IS CONVENIENCE REALLY DISRUPTING OUR FOOD CULTURE?

IS CONVENIENCE REALLY DISRUPTING OUR FOOD CULTURE?

Just a short while ago The Guardian shared a stark report on the upheaval that the arrival and eventual cataclysmic departure of a Walmart had on McDowell County in coal country, West Virginia.

When the supercenter opened in the small county, it almost immediately replaced many of the mom-and-pop shops that had supplied residents of the area for years. The sheer size of the supermarket meant that it also served as a gathering place for residents, and the community shifted to adapt to the increased traffic with a number of bars and restaurants in the area thriving.

But once the Walmart closed, there was no one remaining to pick up the Emmental-sized holes it left in the region. This brought to mind a recent trip to Switzerland, where I stayed with an Airbnb host in the almost impossibly quaint town of Gsteigwiler, near the tourist hotspot Interlaken.

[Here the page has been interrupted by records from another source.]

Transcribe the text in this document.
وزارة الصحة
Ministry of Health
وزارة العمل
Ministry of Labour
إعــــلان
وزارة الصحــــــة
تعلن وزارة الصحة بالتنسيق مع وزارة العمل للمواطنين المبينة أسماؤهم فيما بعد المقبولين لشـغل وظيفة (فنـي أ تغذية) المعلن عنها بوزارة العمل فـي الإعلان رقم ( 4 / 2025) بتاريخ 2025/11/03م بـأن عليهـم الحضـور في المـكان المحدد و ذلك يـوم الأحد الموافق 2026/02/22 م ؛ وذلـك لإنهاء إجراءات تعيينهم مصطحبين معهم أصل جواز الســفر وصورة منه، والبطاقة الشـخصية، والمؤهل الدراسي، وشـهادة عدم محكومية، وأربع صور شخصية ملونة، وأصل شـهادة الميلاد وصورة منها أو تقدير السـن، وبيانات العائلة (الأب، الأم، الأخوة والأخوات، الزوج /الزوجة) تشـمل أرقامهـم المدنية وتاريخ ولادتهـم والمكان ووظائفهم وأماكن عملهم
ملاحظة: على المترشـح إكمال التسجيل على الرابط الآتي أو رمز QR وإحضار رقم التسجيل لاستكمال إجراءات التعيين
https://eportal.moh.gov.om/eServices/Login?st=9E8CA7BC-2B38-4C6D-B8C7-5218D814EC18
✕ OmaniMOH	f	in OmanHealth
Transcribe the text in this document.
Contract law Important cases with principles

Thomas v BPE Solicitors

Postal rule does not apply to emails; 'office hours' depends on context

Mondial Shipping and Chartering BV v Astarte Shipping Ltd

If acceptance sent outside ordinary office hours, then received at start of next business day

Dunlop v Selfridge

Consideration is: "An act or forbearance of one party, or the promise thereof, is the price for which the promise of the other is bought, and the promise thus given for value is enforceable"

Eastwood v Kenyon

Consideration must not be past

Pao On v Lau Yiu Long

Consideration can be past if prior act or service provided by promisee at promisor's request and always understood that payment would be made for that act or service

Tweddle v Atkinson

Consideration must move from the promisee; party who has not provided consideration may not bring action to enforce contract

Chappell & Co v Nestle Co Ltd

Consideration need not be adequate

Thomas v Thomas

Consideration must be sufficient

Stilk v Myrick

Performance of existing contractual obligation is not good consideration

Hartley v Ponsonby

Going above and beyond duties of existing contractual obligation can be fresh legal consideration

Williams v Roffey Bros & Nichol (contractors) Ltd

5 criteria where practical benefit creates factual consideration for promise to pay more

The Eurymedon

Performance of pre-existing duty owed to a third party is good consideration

Our host Annarös was keen to point out that the village shop depended on the deliberate patronage of visitors and local residents, and how the shop in turn gave back to the community by stocking local cheeses, yoghurts, and wine from many of the villagers themselves. We were encouraged to support the store instead of a nearby supermarket, and the owner was clever enough to offer a unique range of products. While the village shop isn’t essential, it does possess a small niche that enables it to remain open—for the time being.

During the month that I was away in Europe, I spent a week driving through France visiting winemaker friends in far-flung towns. The loss of a village shop was a fact of life that almost all of the growers subconsciously brought up, as they shared rustic but delicious meals with my friends and I.

In a similar case to how the residents of McDowell County quickly accepted the Walmart due to the competitive prices, convenience, and sheer selection, many of the winemakers admitted that they too shopped at supermarkets. They also mentioned that the situation wasn’t so black-and-white, because many of the supermarkets helped to stock local artisan goods—such as the freshly baked bread that we were eating, or the slices of Morbier and Comté that came after one of our meals in Bugey.

However, the case of McDowell County was a harsh reminder of how supermarkets do more than just make our lives cheaper and easier—they also disrupt our food culture. And in the extreme case that they end up closing and nothing returns to replace them, an essential part of our communities can become lost.

In Hong Kong a kickstarter project to introduce a farmer’s market on the west side of the island failed to receive adequate funding from the public to continue. It seems strange to me, with the copious number of tote bags that egg us on to eat local, and with the fact that farmer’s markets provide tastier, cheaper food, that from Hong Kong to Switzerland we still can’t seem to make eating as local as possible a reality.

Even for those of us who live in some of the largest cities in the world, there may come a day in the very near future when supermarkets no longer exist. As shown by the acquisition of Whole Foods by Amazon, grocery shopping is likely to undergo a sea change.

When the rows of plastic and aluminium that line our supermarkets disappear, it’s possible that the corner shops we take for granted will too. And while a drone might be able to drop off a midnight snack delivery directly to your doorstep in 2025, each time you decide to buy that banana from a supermarket instead of the local store, it only hastens the day when the owner decides it’s just no longer sustainable to remain open.

Small rebellions like this may most likely not halt the slow creeping of artificial intelligence into our daily lives, but it might delay the introduction of such cold conveniences like this.

This article was written and shot by Anne Berry.